More homework

Published August 19, 2014

Editorial by Greensboro News-Record, August 18, 2014.

For growing numbers of North Carolina students, there’s no place like home.

The number of home schools in North Carolina has doubled over the last 10 years, with the number of children enrolled in home schools topping those enrolled in private schools for the first time.

Approximately 98,172 home-schoolers were registered with the state in 2013-14, according to the Office of Non-Public Education, versus 95,768 in private schools. That total reflects a 14.3 percent increase for home schools over the previous year — and a 27 percent spike over the year before that. Only 809 children were home-schooled in 1985, the first year they were allowed.

In Guilford County, 2,277 home schools are registered with the state. Neighboring Rockingham County has 624. Wake County boasts the largest number of home schools in North Carolina with 5,706.

Educators link part of the recent surge to the controversial Common Core curriculum that state lawmakers recently axed for reasons that seemed more political than substantive. For others, the trend might simply be a sign of the economy: the prosperity that allows some parents the option of taking a break from working outside of the home, or the unemployment that keeps a family from sending a child back to private school.

Home schools can offer some clear advantages. For example, home school parents have the time to get to know each child’s special needs and to approach each of those needs using whatever learning style is best for that child. That’s not always possible in a public school environment, where there might be as many as 30 students in a classroom and the teachers can only go as fast as the slowest child.

Because their numbers are fewer and the classes don’t have to meet rigid schedules, parents can, at a moment’s notice, opt to spend the day at the Greensboro Science Center studying birds. Good for them. But it might not be good for the rest of us as society loses with each child pulled out of public schools.

Public schools are under constant threat by legislative efforts to share funding through initiatives such as vouchers for private school students. Will the next step be to share tax dollars with home schools?

If parents choose to educate their children at home, the public shouldn’t pay for that right. Teachers already spend their own money on school supplies and have had to battle for decent pay. More should not be drained from public school budgets.

But there are higher stakes. Learning comes not just from books but from diverse interactions — the social and cultural exposure from each other that some children only get during the school day. What about the long-term impact of a community — and all of its parts — working together for the common good?

To be fair, this kind of interaction can and does happen among home-schoolers, if parents make the effort to provide it through sports, arts organizations and other activities.

Otherwise, gating ourselves off from each other — no matter how subtly — places some of life’s lessons at risk.

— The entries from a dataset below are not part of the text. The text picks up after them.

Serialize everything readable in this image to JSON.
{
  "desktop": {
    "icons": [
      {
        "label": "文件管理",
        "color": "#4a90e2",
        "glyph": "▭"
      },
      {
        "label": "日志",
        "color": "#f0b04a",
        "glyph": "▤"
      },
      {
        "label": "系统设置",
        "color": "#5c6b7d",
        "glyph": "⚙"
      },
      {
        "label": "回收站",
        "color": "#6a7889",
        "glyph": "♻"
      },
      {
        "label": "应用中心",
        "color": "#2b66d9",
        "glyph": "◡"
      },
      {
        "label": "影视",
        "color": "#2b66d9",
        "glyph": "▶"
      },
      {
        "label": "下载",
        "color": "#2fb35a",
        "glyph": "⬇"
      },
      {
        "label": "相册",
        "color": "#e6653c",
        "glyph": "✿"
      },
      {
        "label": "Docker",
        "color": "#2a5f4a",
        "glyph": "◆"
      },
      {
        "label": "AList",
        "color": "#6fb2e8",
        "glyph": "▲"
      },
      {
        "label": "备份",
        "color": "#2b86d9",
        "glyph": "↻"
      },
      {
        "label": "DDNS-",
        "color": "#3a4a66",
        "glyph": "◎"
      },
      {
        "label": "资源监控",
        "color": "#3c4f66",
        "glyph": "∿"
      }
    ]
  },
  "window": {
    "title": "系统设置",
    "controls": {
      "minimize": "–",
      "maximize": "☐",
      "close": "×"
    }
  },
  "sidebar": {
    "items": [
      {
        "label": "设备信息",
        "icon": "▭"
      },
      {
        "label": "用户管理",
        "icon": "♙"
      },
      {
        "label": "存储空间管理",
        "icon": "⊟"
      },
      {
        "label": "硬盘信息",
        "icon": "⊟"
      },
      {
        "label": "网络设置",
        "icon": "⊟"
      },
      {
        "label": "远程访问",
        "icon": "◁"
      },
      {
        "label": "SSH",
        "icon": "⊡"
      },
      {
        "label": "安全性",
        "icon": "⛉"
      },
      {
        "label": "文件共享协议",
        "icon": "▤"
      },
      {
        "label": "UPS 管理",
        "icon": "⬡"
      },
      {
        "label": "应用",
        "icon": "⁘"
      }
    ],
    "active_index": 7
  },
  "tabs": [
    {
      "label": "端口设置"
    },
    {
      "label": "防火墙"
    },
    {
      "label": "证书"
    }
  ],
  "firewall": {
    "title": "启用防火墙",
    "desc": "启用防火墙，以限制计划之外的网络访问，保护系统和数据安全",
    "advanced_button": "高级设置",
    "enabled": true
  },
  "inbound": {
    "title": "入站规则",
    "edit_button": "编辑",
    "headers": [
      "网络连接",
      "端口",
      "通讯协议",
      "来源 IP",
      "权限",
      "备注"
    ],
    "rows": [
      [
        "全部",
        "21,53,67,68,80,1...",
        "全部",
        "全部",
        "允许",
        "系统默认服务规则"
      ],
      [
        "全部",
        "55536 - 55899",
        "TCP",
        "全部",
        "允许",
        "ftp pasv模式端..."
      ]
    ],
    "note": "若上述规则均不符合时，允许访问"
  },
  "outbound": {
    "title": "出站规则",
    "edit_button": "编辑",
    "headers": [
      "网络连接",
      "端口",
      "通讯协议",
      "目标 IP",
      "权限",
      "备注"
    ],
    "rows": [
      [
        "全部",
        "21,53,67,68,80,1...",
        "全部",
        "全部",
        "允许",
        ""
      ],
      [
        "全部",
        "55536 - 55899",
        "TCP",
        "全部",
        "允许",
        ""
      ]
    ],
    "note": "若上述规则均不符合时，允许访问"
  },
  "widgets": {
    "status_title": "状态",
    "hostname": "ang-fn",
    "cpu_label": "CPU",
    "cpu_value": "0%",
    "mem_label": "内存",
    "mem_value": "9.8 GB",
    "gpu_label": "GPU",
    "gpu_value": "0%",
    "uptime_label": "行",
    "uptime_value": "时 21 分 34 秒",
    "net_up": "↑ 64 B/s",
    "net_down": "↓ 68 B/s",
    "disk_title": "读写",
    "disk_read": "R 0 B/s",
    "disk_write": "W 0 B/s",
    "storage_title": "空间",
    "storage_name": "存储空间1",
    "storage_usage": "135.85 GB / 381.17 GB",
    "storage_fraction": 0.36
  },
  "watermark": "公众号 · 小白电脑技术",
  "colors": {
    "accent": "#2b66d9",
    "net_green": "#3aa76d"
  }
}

http://www.news-record.com/opinion/n_and_r_editorials/more-homework/article_97665426-2716-11e4-9fb2-0017a43b2370.html

August 20, 2014 at 9:07 am
Frank Burns says:

The reason why middle class parents are opting out of the public schools is the complete lack of discipline in the classroom and lack of respect for teacher authority. Parents want to ensure that their child is in a good learning environment and not in a place where learning is disrupted by unruly students. Until public schools fixes that problem, the middle class will make other arrangements.